The Organization for Economic Cooperation and Development conducted the survey among the OECD's 34 member nations as well as in 41 partner economies in 2009. The results show Asians did exceptionally well. The 15-year-old students were evaluated in reading, mathematics and science.

Improved school curricula and teachers' training are being cited as the reasons for the top peformer's success. China's boomtown Shanghai's success in topping the list is the result of recent changes in the school curriculum, the OECD claims. Students are given more choice in what they study. In Shanghai, teachers from the high-achieving schools are regularyly sent to schools with lower scores to improve the latter's performance. Apparently, the city has even reformed college entrance examinations to put more emphasis on the handling of information rather than on learning things by rote.
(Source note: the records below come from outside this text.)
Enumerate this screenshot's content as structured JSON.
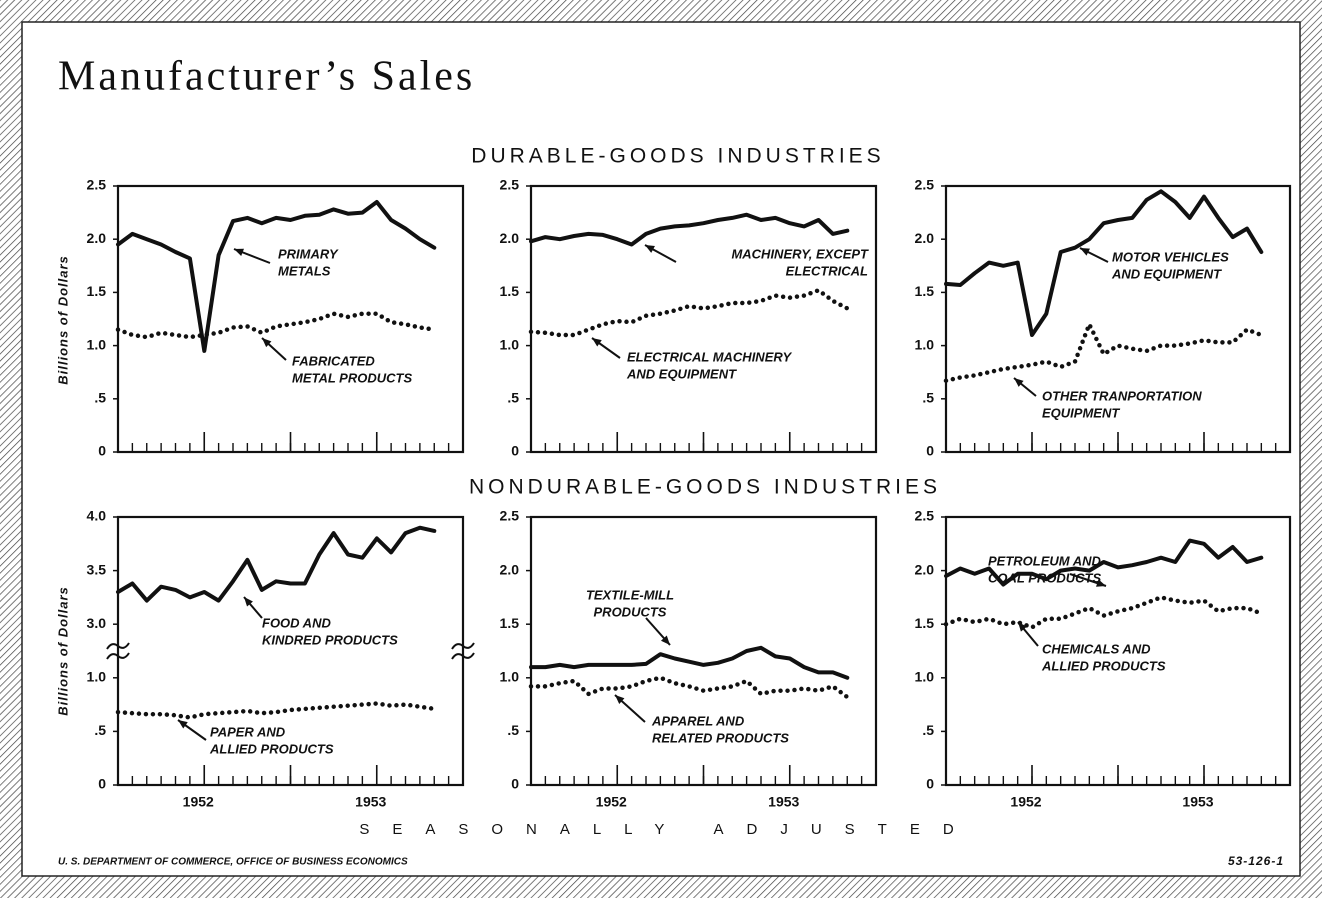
{
  "title": "Manufacturer’s Sales",
  "headings": [
    "DURABLE-GOODS INDUSTRIES",
    "NONDURABLE-GOODS INDUSTRIES"
  ],
  "note": "SEASONALLY ADJUSTED",
  "source": "U. S. DEPARTMENT OF COMMERCE, OFFICE OF BUSINESS ECONOMICS",
  "code": "53-126-1",
  "chart_data": [
    {
      "type": "line",
      "ylabel": "Billions of Dollars",
      "x": [
        0,
        1,
        2,
        3,
        4,
        5,
        6,
        7,
        8,
        9,
        10,
        11,
        12,
        13,
        14,
        15,
        16,
        17,
        18,
        19,
        20,
        21,
        22
      ],
      "xlim": [
        0,
        24
      ],
      "xticks": [
        6,
        12,
        18
      ],
      "ylim": [
        0,
        2.5
      ],
      "yticks": [
        0,
        {
          "value": 0.5,
          "label": ".5"
        },
        {
          "value": 1,
          "label": "1.0"
        },
        1.5,
        {
          "value": 2,
          "label": "2.0"
        },
        2.5
      ],
      "series": [
        {
          "name": [
            "PRIMARY",
            "METALS"
          ],
          "color": "#111",
          "style": "solid",
          "values": [
            1.95,
            2.05,
            2.0,
            1.95,
            1.88,
            1.82,
            0.95,
            1.85,
            2.17,
            2.2,
            2.15,
            2.2,
            2.18,
            2.22,
            2.23,
            2.28,
            2.24,
            2.25,
            2.35,
            2.18,
            2.1,
            2.0,
            1.92
          ]
        },
        {
          "name": [
            "FABRICATED",
            "METAL PRODUCTS"
          ],
          "color": "#111",
          "style": "dotted",
          "values": [
            1.15,
            1.1,
            1.08,
            1.12,
            1.1,
            1.08,
            1.1,
            1.12,
            1.17,
            1.18,
            1.12,
            1.18,
            1.2,
            1.22,
            1.25,
            1.3,
            1.27,
            1.3,
            1.3,
            1.22,
            1.2,
            1.17,
            1.15
          ]
        }
      ]
    },
    {
      "type": "line",
      "x": [
        0,
        1,
        2,
        3,
        4,
        5,
        6,
        7,
        8,
        9,
        10,
        11,
        12,
        13,
        14,
        15,
        16,
        17,
        18,
        19,
        20,
        21,
        22
      ],
      "xlim": [
        0,
        24
      ],
      "xticks": [
        6,
        12,
        18
      ],
      "ylim": [
        0,
        2.5
      ],
      "yticks": [
        0,
        {
          "value": 0.5,
          "label": ".5"
        },
        {
          "value": 1,
          "label": "1.0"
        },
        1.5,
        {
          "value": 2,
          "label": "2.0"
        },
        2.5
      ],
      "series": [
        {
          "name": [
            "MACHINERY, EXCEPT",
            "ELECTRICAL"
          ],
          "color": "#111",
          "style": "solid",
          "values": [
            1.98,
            2.02,
            2.0,
            2.03,
            2.05,
            2.04,
            2.0,
            1.95,
            2.05,
            2.1,
            2.12,
            2.13,
            2.15,
            2.18,
            2.2,
            2.23,
            2.18,
            2.2,
            2.15,
            2.12,
            2.18,
            2.05,
            2.08
          ]
        },
        {
          "name": [
            "ELECTRICAL MACHINERY",
            "AND EQUIPMENT"
          ],
          "color": "#111",
          "style": "dotted",
          "values": [
            1.13,
            1.12,
            1.1,
            1.1,
            1.15,
            1.2,
            1.23,
            1.22,
            1.28,
            1.3,
            1.33,
            1.37,
            1.35,
            1.37,
            1.4,
            1.4,
            1.42,
            1.47,
            1.45,
            1.47,
            1.52,
            1.42,
            1.35
          ]
        }
      ]
    },
    {
      "type": "line",
      "x": [
        0,
        1,
        2,
        3,
        4,
        5,
        6,
        7,
        8,
        9,
        10,
        11,
        12,
        13,
        14,
        15,
        16,
        17,
        18,
        19,
        20,
        21,
        22
      ],
      "xlim": [
        0,
        24
      ],
      "xticks": [
        6,
        12,
        18
      ],
      "ylim": [
        0,
        2.5
      ],
      "yticks": [
        0,
        {
          "value": 0.5,
          "label": ".5"
        },
        {
          "value": 1,
          "label": "1.0"
        },
        1.5,
        {
          "value": 2,
          "label": "2.0"
        },
        2.5
      ],
      "series": [
        {
          "name": [
            "MOTOR VEHICLES",
            "AND EQUIPMENT"
          ],
          "color": "#111",
          "style": "solid",
          "values": [
            1.58,
            1.57,
            1.68,
            1.78,
            1.75,
            1.78,
            1.1,
            1.3,
            1.88,
            1.92,
            2.0,
            2.15,
            2.18,
            2.2,
            2.37,
            2.45,
            2.35,
            2.2,
            2.4,
            2.2,
            2.02,
            2.1,
            1.88
          ]
        },
        {
          "name": [
            "OTHER TRANPORTATION",
            "EQUIPMENT"
          ],
          "color": "#111",
          "style": "dotted",
          "values": [
            0.67,
            0.7,
            0.72,
            0.75,
            0.78,
            0.8,
            0.82,
            0.85,
            0.8,
            0.85,
            1.2,
            0.92,
            1.0,
            0.97,
            0.95,
            1.0,
            1.0,
            1.02,
            1.05,
            1.03,
            1.03,
            1.15,
            1.1
          ]
        }
      ]
    },
    {
      "type": "line",
      "ylabel": "Billions of Dollars",
      "x": [
        0,
        1,
        2,
        3,
        4,
        5,
        6,
        7,
        8,
        9,
        10,
        11,
        12,
        13,
        14,
        15,
        16,
        17,
        18,
        19,
        20,
        21,
        22
      ],
      "xlim": [
        0,
        24
      ],
      "xticks": [
        {
          "value": 6,
          "label": "1952"
        },
        12,
        {
          "value": 18,
          "label": "1953"
        }
      ],
      "ylim": [
        0,
        4
      ],
      "axis_break": [
        1.25,
        2.75
      ],
      "yticks": [
        0,
        {
          "value": 0.5,
          "label": ".5"
        },
        {
          "value": 1,
          "label": "1.0"
        },
        {
          "value": 3,
          "label": "3.0"
        },
        3.5,
        {
          "value": 4,
          "label": "4.0"
        }
      ],
      "series": [
        {
          "name": [
            "FOOD AND",
            "KINDRED PRODUCTS"
          ],
          "color": "#111",
          "style": "solid",
          "values": [
            3.3,
            3.38,
            3.22,
            3.35,
            3.32,
            3.25,
            3.3,
            3.22,
            3.4,
            3.6,
            3.32,
            3.4,
            3.38,
            3.38,
            3.65,
            3.85,
            3.65,
            3.62,
            3.8,
            3.67,
            3.85,
            3.9,
            3.87
          ]
        },
        {
          "name": [
            "PAPER AND",
            "ALLIED PRODUCTS"
          ],
          "color": "#111",
          "style": "dotted",
          "values": [
            0.68,
            0.67,
            0.66,
            0.66,
            0.65,
            0.63,
            0.66,
            0.67,
            0.68,
            0.69,
            0.67,
            0.68,
            0.7,
            0.71,
            0.72,
            0.73,
            0.74,
            0.75,
            0.76,
            0.74,
            0.75,
            0.73,
            0.71
          ]
        }
      ]
    },
    {
      "type": "line",
      "x": [
        0,
        1,
        2,
        3,
        4,
        5,
        6,
        7,
        8,
        9,
        10,
        11,
        12,
        13,
        14,
        15,
        16,
        17,
        18,
        19,
        20,
        21,
        22
      ],
      "xlim": [
        0,
        24
      ],
      "xticks": [
        {
          "value": 6,
          "label": "1952"
        },
        12,
        {
          "value": 18,
          "label": "1953"
        }
      ],
      "ylim": [
        0,
        2.5
      ],
      "yticks": [
        0,
        {
          "value": 0.5,
          "label": ".5"
        },
        {
          "value": 1,
          "label": "1.0"
        },
        1.5,
        {
          "value": 2,
          "label": "2.0"
        },
        2.5
      ],
      "series": [
        {
          "name": [
            "TEXTILE-MILL",
            "PRODUCTS"
          ],
          "color": "#111",
          "style": "solid",
          "values": [
            1.1,
            1.1,
            1.12,
            1.1,
            1.12,
            1.12,
            1.12,
            1.12,
            1.13,
            1.22,
            1.18,
            1.15,
            1.12,
            1.14,
            1.18,
            1.25,
            1.28,
            1.2,
            1.18,
            1.1,
            1.05,
            1.05,
            1.0
          ]
        },
        {
          "name": [
            "APPAREL AND",
            "RELATED PRODUCTS"
          ],
          "color": "#111",
          "style": "dotted",
          "values": [
            0.92,
            0.92,
            0.95,
            0.97,
            0.85,
            0.9,
            0.9,
            0.92,
            0.97,
            1.0,
            0.95,
            0.92,
            0.88,
            0.9,
            0.92,
            0.97,
            0.85,
            0.88,
            0.88,
            0.9,
            0.88,
            0.92,
            0.82
          ]
        }
      ]
    },
    {
      "type": "line",
      "x": [
        0,
        1,
        2,
        3,
        4,
        5,
        6,
        7,
        8,
        9,
        10,
        11,
        12,
        13,
        14,
        15,
        16,
        17,
        18,
        19,
        20,
        21,
        22
      ],
      "xlim": [
        0,
        24
      ],
      "xticks": [
        {
          "value": 6,
          "label": "1952"
        },
        12,
        {
          "value": 18,
          "label": "1953"
        }
      ],
      "ylim": [
        0,
        2.5
      ],
      "yticks": [
        0,
        {
          "value": 0.5,
          "label": ".5"
        },
        {
          "value": 1,
          "label": "1.0"
        },
        1.5,
        {
          "value": 2,
          "label": "2.0"
        },
        2.5
      ],
      "series": [
        {
          "name": [
            "PETROLEUM AND",
            "COAL PRODUCTS"
          ],
          "color": "#111",
          "style": "solid",
          "values": [
            1.95,
            2.02,
            1.97,
            2.02,
            1.87,
            1.97,
            1.97,
            1.92,
            2.0,
            2.02,
            2.0,
            2.08,
            2.03,
            2.05,
            2.08,
            2.12,
            2.08,
            2.28,
            2.25,
            2.12,
            2.22,
            2.08,
            2.12
          ]
        },
        {
          "name": [
            "CHEMICALS AND",
            "ALLIED PRODUCTS"
          ],
          "color": "#111",
          "style": "dotted",
          "values": [
            1.5,
            1.55,
            1.52,
            1.55,
            1.5,
            1.52,
            1.47,
            1.55,
            1.55,
            1.6,
            1.65,
            1.58,
            1.62,
            1.65,
            1.7,
            1.75,
            1.72,
            1.7,
            1.72,
            1.62,
            1.65,
            1.65,
            1.6
          ]
        }
      ]
    }
  ]
}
Factors still to be examined

The true picture may be less rosy. Shanghai is a single city, whereas other countries are judged as a whole. The Program for International Student Assessment (PISA) claims that the study proves that low national income "is not incompatible" with good educational performance. Whether within the country or in comparison with other countries, it is the relative income that usually makes the difference. And as the OECD itself has announced, the more specific social, economic and cultural factors behind Asia's success are still to be examined.

Goals, ways and means

Tao Hongkai, an education expert from Wuhan, China, told the AFP news agency in Beijing that grades still remained the sole criteria for judging the performance of a child or student in China - obedience and high grades.

Seoul students compete during a Korean Olympiad in Informatics
Seoul students compete during a Korean Olympiad in InformaticsImage: AP

South Korea spends more than any other OECD country on private education, but spends relatively little on public education, which widens the gap between high and low achievers. And Korean students participate in the PISA test in the spirit of the Olympics: they must get the gold for their country.

It might well be that academic performance should and cannot be the most important criterion if the ultimate goal of education is to shape a complete human being and a responsible citizen.